私「そうですか、わかりました今度、妻を連れて3人で話し合いたいのですが、時間を作ってもらえますか」

尾田「あぁいいだろ、今週の日曜はどうだ」

私「では今日はこれでお引取り下さって結構です」

なぜ私がこんな低姿勢なんだろうか、いや今はそんな事はどうでもいい妻が本当に脅されていたと確信を持てたのだから、
尾田が店を出た事を確認し、隠し持っていたICレコーダーを取り出すとしっかり録音出来たかを確かめ、私も店を出た。

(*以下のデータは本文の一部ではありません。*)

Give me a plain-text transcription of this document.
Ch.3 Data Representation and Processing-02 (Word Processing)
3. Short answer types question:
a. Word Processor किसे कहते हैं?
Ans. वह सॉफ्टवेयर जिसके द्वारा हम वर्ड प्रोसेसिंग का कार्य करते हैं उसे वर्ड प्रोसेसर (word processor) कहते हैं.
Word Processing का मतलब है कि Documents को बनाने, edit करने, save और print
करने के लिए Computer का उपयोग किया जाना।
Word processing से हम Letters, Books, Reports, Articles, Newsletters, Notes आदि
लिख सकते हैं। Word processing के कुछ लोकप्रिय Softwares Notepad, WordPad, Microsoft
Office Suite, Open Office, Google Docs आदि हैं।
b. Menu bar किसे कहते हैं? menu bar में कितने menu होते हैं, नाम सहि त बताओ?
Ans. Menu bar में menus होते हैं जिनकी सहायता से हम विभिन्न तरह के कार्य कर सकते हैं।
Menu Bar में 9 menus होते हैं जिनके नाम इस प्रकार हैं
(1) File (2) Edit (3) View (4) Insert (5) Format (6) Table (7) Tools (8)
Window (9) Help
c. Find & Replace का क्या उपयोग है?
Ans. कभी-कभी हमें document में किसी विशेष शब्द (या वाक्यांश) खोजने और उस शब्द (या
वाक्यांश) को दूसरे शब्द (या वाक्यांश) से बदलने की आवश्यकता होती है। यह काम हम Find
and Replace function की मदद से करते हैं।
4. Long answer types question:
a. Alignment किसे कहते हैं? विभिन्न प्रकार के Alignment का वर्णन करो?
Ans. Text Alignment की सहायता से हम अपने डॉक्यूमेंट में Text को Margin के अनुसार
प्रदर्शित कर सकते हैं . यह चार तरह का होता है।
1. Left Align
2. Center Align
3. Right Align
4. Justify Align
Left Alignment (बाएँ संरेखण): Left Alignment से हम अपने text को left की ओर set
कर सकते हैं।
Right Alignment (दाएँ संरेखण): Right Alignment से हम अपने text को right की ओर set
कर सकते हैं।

なぜ私が「妻は脅されていて関係を持った」と確信を持てたのかと言うと、それは私が「種無しではない」からです。ではなぜ私が種無し扱いなのか、その理由は妻にあります。実は私達夫婦は子供を望んでいました、しかしなかなか子宝に恵まれず二人で病院に行った結果、妻が不妊であると判明したのです。本来ならば隠す必要はあまりないのかもしれませんが妻は自分の体が子供を産めないと知って精神的に相当参っていました、そこへ私達両親の「子供はまだか?」という声が聞こえ出し、このままでは本当に妻が精神的におかしくなると判断し「私が種無しだから子供が出来ない」という事にしました。両親も当初は驚いていましたが、私達夫婦にはそれぞれ兄弟がいて既に子供もいます、つまり私達の両親にとっては孫がいるので、それ以上はあまり言ってこなくなりなんとか乗り切り事が出来ました。そしてこの話をした人物がもう一人います、それが真理子でした、何故真理子にこんな話をしたかと言うとそれは両親の時と同じ理由です。今思えばこの頃から私達夫婦は少しずつすれ違いだしたのかもしれません、いえ私の方が勝手に妻と距離を取り妻を避けていたのです、そんな結果今回のような問題が起きたのでしょ、そんな事を考えながら私は帰路に着きました。